Her words back up the views expressed, in typically diffident <cough> manner, by Wetherspoon’s founder Tim Martin in the pubs group’s half-year update back in March.

“It is disappointing that so many regulations, implemented at tremendous cost to the nation, appear to have had no real basis in common sense or science – for example, curfews, ‘substantial meals’ with drinks and masks for bathroom visits,” Martin said.

“The future of the industry, and of the UK economy, depends on a consistent set of sensible policies, and the ending of lockdowns and tier systems, which have created economic and social mayhem and colossal debts, with no apparent health benefits,” Martin asserted, taking time off from complaining about the unfair tax treatment of pubs compared to supermarkets.

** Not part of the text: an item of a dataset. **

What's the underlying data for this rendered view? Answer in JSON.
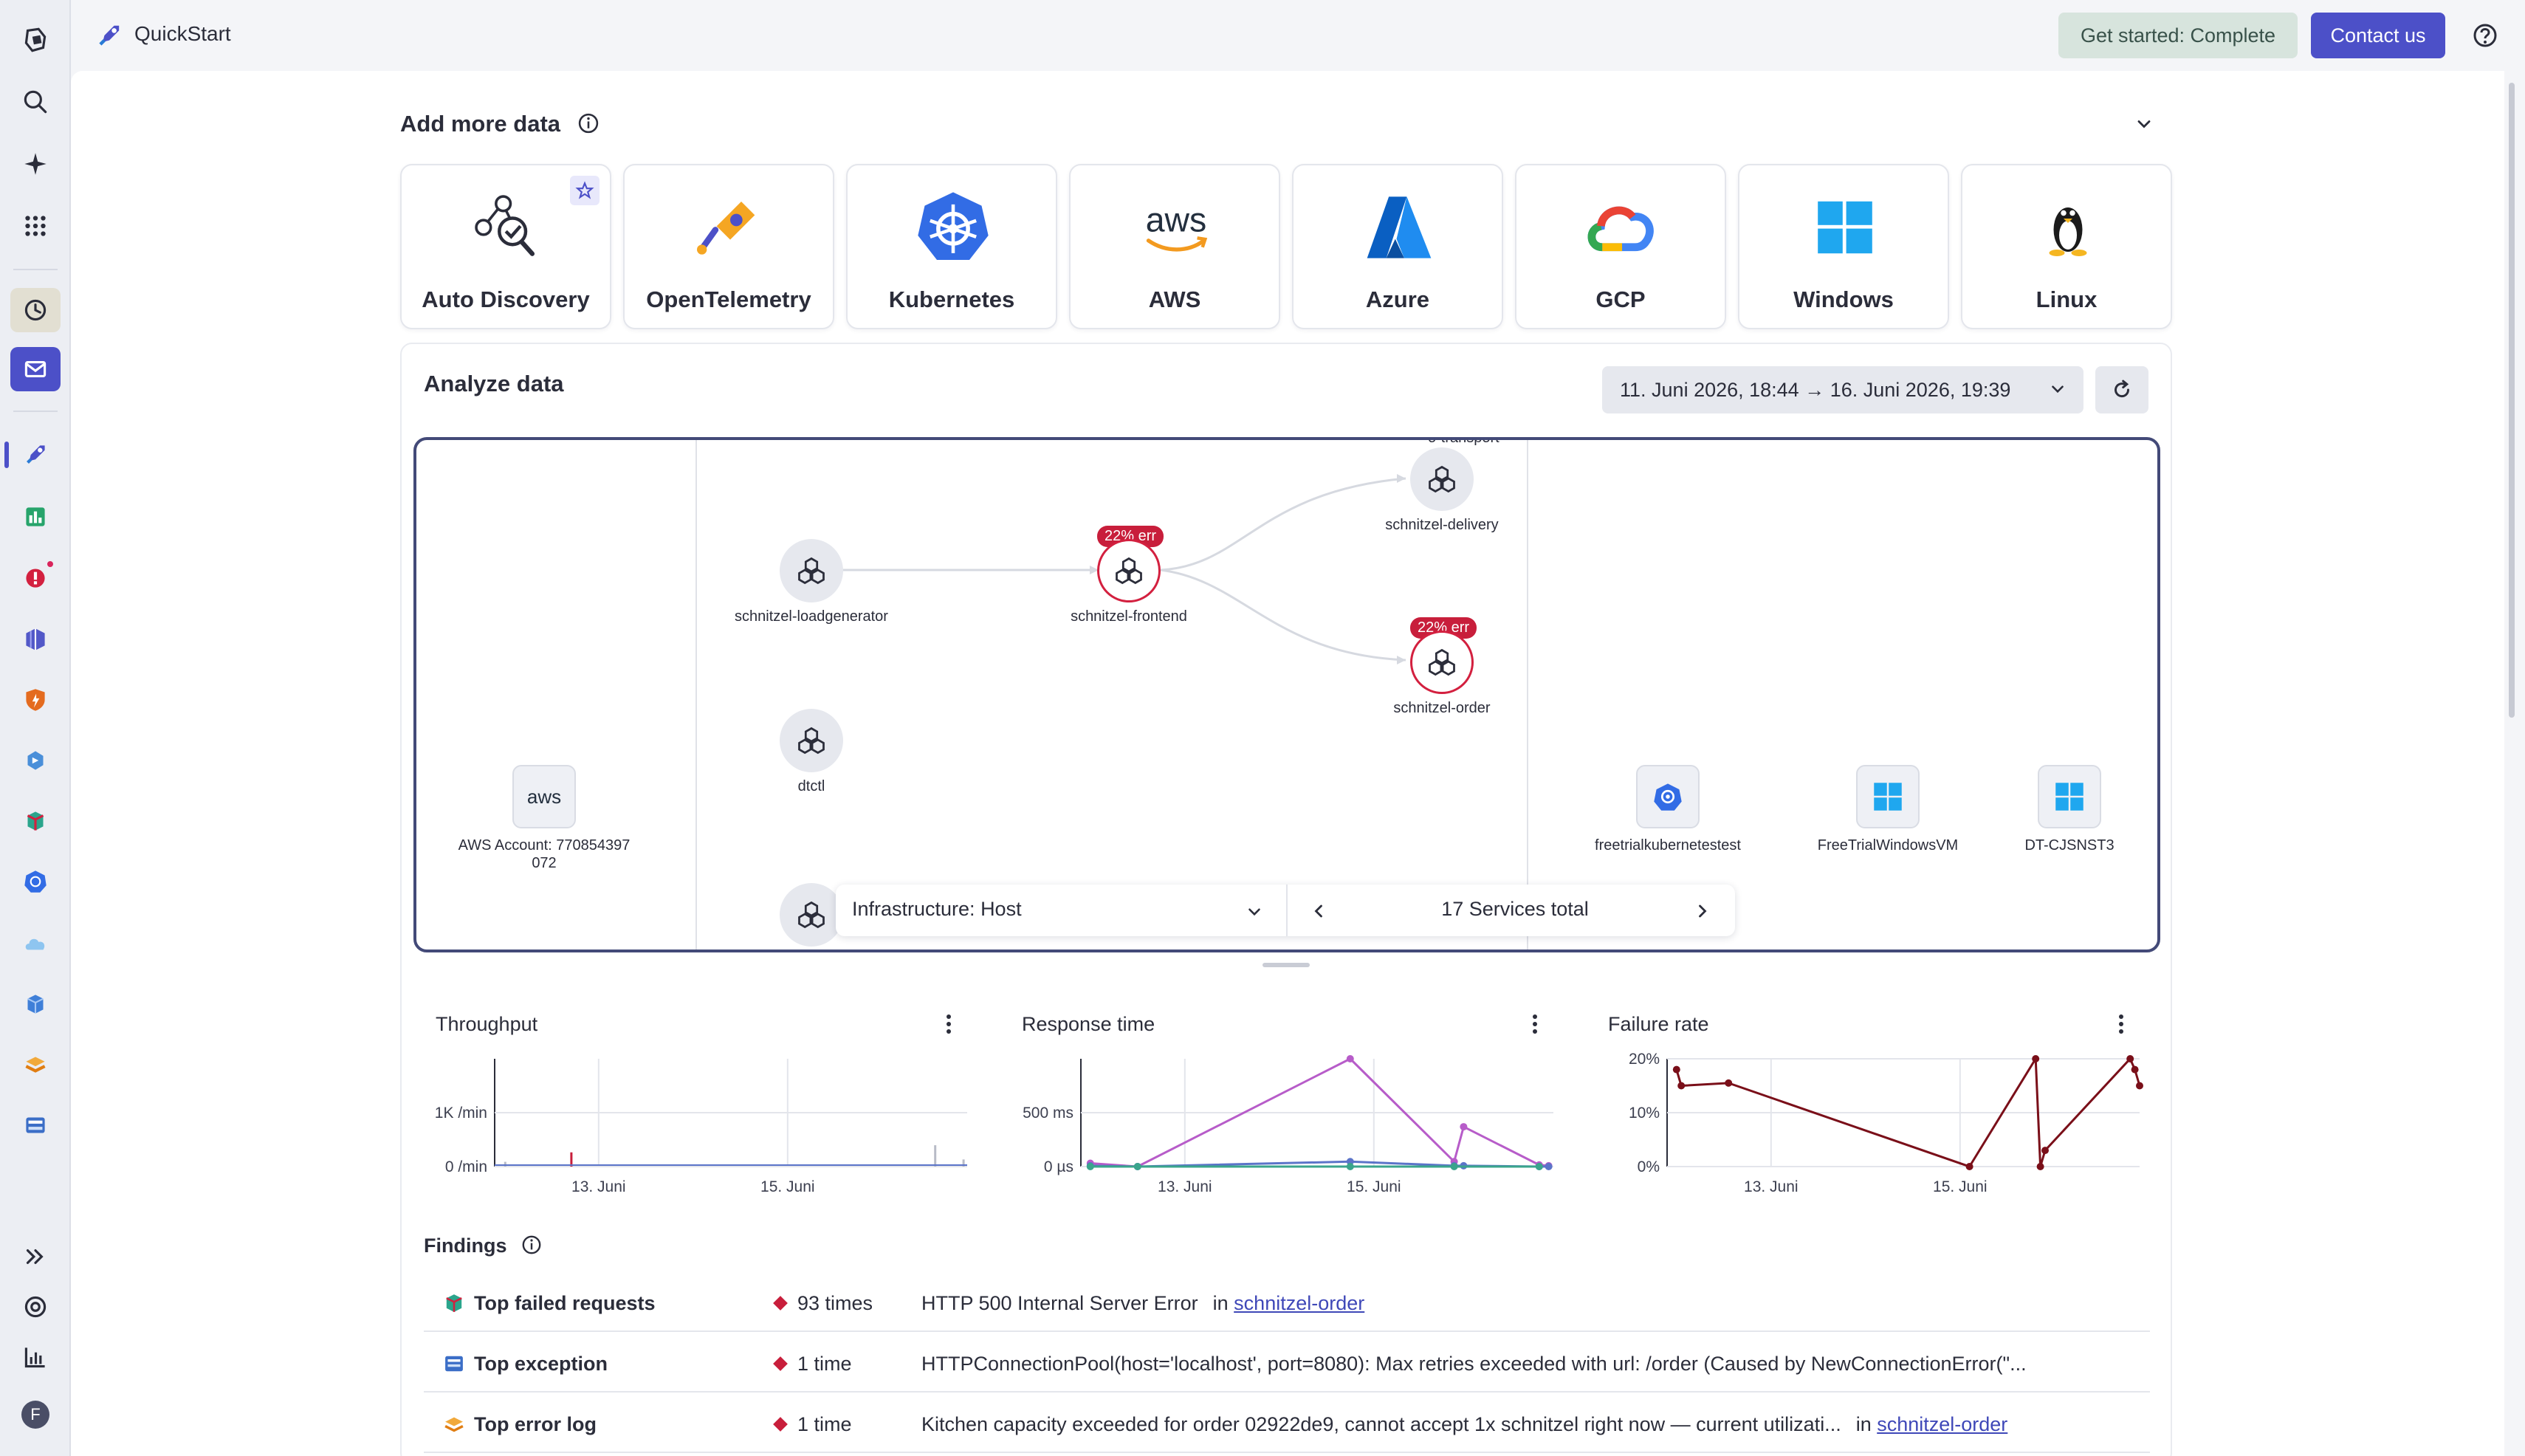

“By the time pubs were closed by the government after Christmas, a total of 1,244 or 3.3% of 37,800 Wetherspoon employees had tested positive for Covid-19, from reopening in July. For the UK as a whole, 2.3 million people had tested positive by then, according to the UK government website (https://coronavirus.data.gov.uk/ ), 3.4% of the population,” Martin fulminated.

“Since pub employees spend more time in pubs than anyone else, these statistics do not indicate that pubs are centres of transmission, which some commentators have suggested. There were no reported instances of the virus being transmitted from staff to customers in Wetherspoon pubs, or vice versa, since the reopening last July,” he added.

Is there life on Marston’s?

More recently (May 19), Marston’s PLC (LON:MARS) sang a similar tune, albeit less stridently, in its half-year results statement.

“Our experience of minimal infection rates in the summer of 2020 was consistent with others in the sector. Nevertheless, from the end of September, an array of additional restrictions and lockdowns were introduced which meant that pubs have been closed or have only been able to open at minimal levels of trade for the last six months. These restrictions and lockdowns were introduced at different times and with different rules in England, Scotland and Wales, and with a bewildering level of complexity,” the pub and brewing group said.

CAMRA (Campaign for Real Ale) was another group calling on the government to commit to lifting all remaining restrictions as soon as it is safe to do so.

“Whilst indoor opening … is a significant step in the right direction, many pubs will struggle to make ends meet due to restrictions on the amount of customers they can serve,” said Nik Antona, CAMRA’s national chairman, when the restrictions on indoor drinking were lifted on Monday.

“It’s really important that we give as much support as possible to local breweries and cider producers as well as to our pubs so that they can survive and thrive after an exceptionally difficult year,” Antona said.

On the plus side, the Government has introduced a reduced rate of value-added tax (VAT) at 5% for food and non-alcoholic drinks until September 30, 2021, and then 12.5% until March 31, 2022.

The business rates relief has been extended in full to June 30 of this year and is then reduced to 66% from July 1 to March 31 of next year but is capped at £2mln.